The exception is extended drought, the kind that comes along every decade or so when July and August deliver nearly nothing. Then, yes, give your older trees occasional deep water. But routine weekly summer watering is no longer your responsibility.
Mulch: The Single Most Important Step
Before you even finish planting, lay down mulch. This single act will do more for your new tree than most other interventions combined.
Apply 2 to 4 inches of arborist wood chip mulch over the entire root zone, extending as far out as the drip line. Pull the mulch back 4 to 6 inches from the trunk itself. Never mulch against the bark. That promotes rot and disease.
What does mulch do? It moderates soil temperature. It reduces evaporation so your soil stays moist longer between waterings. It eventually breaks down and improves the soil structure, helping both water infiltration and retention. It suppresses weeds that would compete with your tree for water and nutrients. Over time, it becomes part of the soil itself.
In our clay soils, this is especially critical. Mulch is how you prevent the soil from baking hard in July and cracking away from the root ball. Refresh your mulch layer every two to three years as it breaks down.
Why Western Washington Summers Are Deceptive
Our rainy reputation is earned, but it’s entirely a winter and spring story. From June through September, Puget Sound averages less than an inch of rain per month. July and August regularly drop below half an inch each. That’s functionally arid by plant-science standards.
Your newly planted tree didn’t evolve in our weather. Even if it’s a native species like a Doug-fir, it came from a nursery where it was watered regularly. Its root system is small and young. It can’t compete with the established trees around it for what little summer moisture exists. You are the only source of reliable water in those first three years.
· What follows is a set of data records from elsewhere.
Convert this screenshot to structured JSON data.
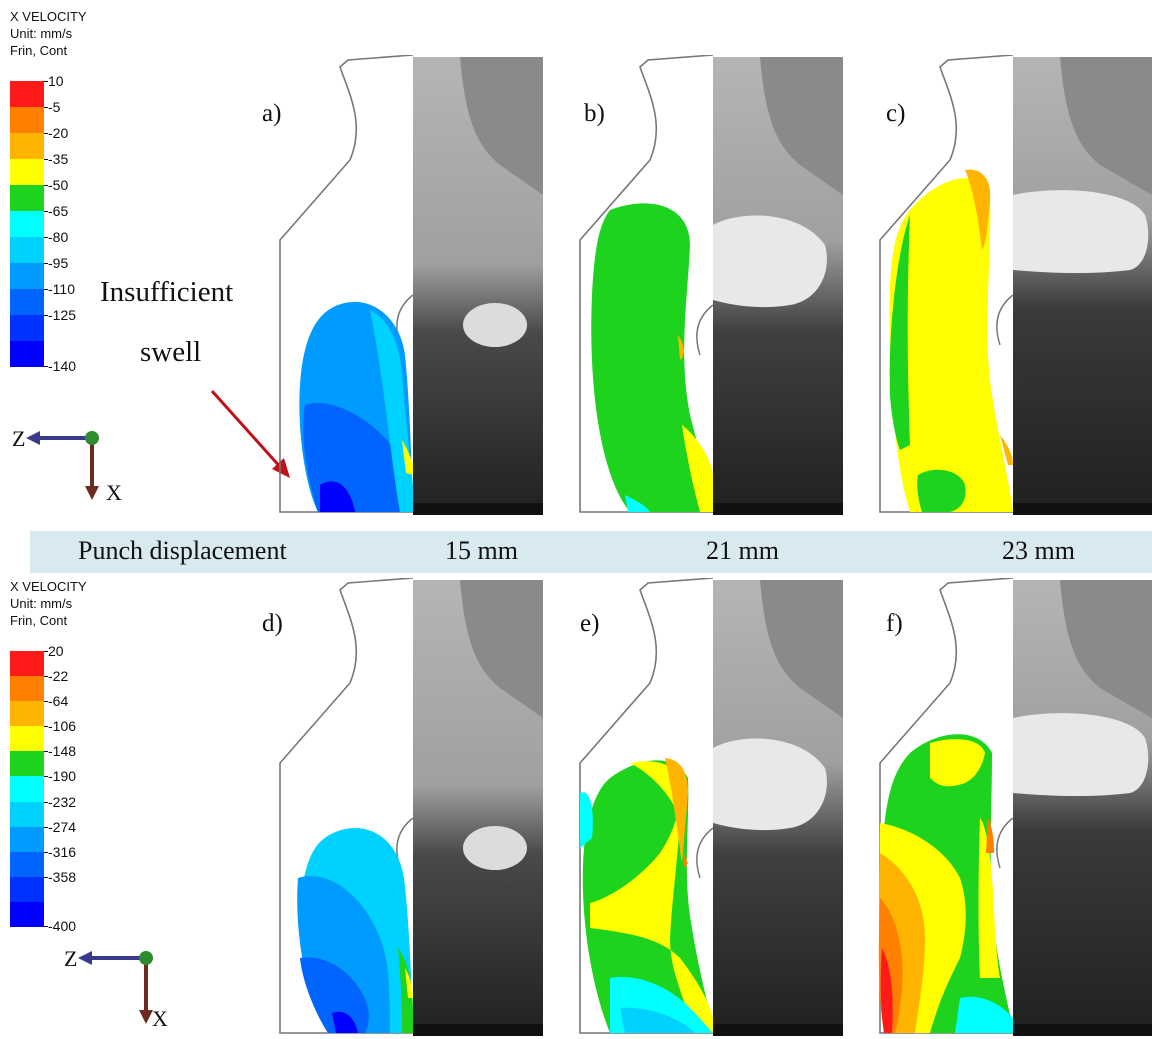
{
  "legend_top": {
    "title_lines": [
      "X VELOCITY",
      "Unit: mm/s",
      "Frin, Cont"
    ],
    "values": [
      "10",
      "-5",
      "-20",
      "-35",
      "-50",
      "-65",
      "-80",
      "-95",
      "-110",
      "-125",
      "-140"
    ],
    "colors": [
      "#ff1a1a",
      "#ff7f00",
      "#ffb400",
      "#ffff00",
      "#1ed31e",
      "#00ffff",
      "#00d2ff",
      "#009bff",
      "#0064ff",
      "#0032ff",
      "#0000ff"
    ]
  },
  "legend_bottom": {
    "title_lines": [
      "X VELOCITY",
      "Unit: mm/s",
      "Frin, Cont"
    ],
    "values": [
      "20",
      "-22",
      "-64",
      "-106",
      "-148",
      "-190",
      "-232",
      "-274",
      "-316",
      "-358",
      "-400"
    ],
    "colors": [
      "#ff1a1a",
      "#ff7f00",
      "#ffb400",
      "#ffff00",
      "#1ed31e",
      "#00ffff",
      "#00d2ff",
      "#009bff",
      "#0064ff",
      "#0032ff",
      "#0000ff"
    ]
  },
  "panels": {
    "a": {
      "label": "a)"
    },
    "b": {
      "label": "b)"
    },
    "c": {
      "label": "c)"
    },
    "d": {
      "label": "d)"
    },
    "e": {
      "label": "e)"
    },
    "f": {
      "label": "f)"
    }
  },
  "band": {
    "caption": "Punch displacement",
    "values": [
      "15 mm",
      "21 mm",
      "23 mm"
    ]
  },
  "annotation": {
    "line1": "Insufficient",
    "line2": "swell",
    "arrow_color": "#c0101a"
  },
  "axes": {
    "z_label": "Z",
    "x_label": "X",
    "z_arrow_color": "#3a3a8c",
    "x_arrow_color": "#6b2c20",
    "origin_color": "#2e8b2e"
  }
}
The wet winters make people forget. Soil stays saturated through March. By June, new tree owners convince themselves the tree doesn’t need help because it rained in May. Meanwhile, the root ball is drying out in clay that’s rapidly shrinking away from those tender new roots.
This is the invisible failure mode. The tree doesn’t collapse immediately. It just never thrives. It stays small, grows slowly, takes years longer to establish, and becomes more susceptible to disease and pests.
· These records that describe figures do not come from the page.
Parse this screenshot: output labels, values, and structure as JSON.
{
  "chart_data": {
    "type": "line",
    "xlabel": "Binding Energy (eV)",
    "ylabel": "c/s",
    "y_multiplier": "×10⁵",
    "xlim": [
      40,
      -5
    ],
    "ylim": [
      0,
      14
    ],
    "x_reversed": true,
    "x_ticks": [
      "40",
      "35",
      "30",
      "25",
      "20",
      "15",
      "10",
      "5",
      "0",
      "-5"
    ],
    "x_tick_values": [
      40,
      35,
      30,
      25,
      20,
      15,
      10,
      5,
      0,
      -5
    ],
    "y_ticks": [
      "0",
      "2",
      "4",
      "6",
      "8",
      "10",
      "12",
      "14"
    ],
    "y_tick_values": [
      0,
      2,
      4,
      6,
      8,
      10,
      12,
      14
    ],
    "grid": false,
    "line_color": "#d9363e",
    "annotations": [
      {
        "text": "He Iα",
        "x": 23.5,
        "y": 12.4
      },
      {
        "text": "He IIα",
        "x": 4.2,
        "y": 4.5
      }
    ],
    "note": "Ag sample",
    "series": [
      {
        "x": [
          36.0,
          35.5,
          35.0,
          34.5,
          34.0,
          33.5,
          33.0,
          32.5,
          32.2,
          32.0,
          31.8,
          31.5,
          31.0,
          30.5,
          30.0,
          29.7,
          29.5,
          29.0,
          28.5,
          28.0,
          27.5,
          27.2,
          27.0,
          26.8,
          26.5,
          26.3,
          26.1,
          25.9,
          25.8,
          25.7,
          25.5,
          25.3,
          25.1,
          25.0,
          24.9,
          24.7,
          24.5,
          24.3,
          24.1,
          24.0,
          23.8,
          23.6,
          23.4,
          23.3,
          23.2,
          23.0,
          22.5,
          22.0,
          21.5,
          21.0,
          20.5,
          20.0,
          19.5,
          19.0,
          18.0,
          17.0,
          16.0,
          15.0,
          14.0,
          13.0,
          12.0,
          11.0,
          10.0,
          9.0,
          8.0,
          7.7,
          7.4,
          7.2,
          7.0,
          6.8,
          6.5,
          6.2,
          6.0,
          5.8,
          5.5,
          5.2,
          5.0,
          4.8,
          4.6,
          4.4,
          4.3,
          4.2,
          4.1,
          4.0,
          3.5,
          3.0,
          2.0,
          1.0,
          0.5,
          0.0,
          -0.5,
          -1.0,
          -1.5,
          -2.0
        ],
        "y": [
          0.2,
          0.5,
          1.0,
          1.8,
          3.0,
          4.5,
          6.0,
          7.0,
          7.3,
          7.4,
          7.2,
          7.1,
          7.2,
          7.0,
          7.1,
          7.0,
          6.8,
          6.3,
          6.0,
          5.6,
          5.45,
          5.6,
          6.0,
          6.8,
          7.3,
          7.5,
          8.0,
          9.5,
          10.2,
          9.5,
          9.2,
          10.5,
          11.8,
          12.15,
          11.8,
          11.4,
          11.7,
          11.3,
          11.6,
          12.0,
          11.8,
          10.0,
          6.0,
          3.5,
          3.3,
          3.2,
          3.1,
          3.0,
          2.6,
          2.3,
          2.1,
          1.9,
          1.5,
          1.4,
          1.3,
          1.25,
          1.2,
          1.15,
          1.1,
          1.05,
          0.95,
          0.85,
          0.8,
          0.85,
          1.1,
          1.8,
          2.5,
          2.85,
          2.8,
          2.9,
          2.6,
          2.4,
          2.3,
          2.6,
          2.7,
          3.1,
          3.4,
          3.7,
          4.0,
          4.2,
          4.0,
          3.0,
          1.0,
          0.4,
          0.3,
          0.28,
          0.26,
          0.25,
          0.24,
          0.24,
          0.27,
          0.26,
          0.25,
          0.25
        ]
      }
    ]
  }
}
Don’t let that be your tree. Water intentionally. Water deeply. Water on schedule for three full years. Then step back and let your established tree do what it evolved to do.
Sources
Gilman, Edward F. “An Illustrated Guide to Pruning.” University of Florida Environmental Horticulture Department.
Lindsey, Patricia A., and James R. Bassuk. “Specifying Soil Volume to Meet the Water Needs of Mature Urban Trees.” ASCA Technical Paper.
Peper, Paula J., and Shelly E. Mori. “Programs for Calculating the Amount of Water Needed for Tree Irrigation.” University of California Davis, One Tree Planted.
Struve, Donald K., and Steven J. Buhler. “Mulch and Tree Species Affect Establishment.” Journal of Arboriculture 28, no. 5 (2002).
Urban Land Institute. “The Performance of Street Trees in Paved Openings.” Center for Transit-Oriented Development.
Western Regional Climate Center. “Precipitation Climatology: Pacific Northwest.” NOAA, 2024.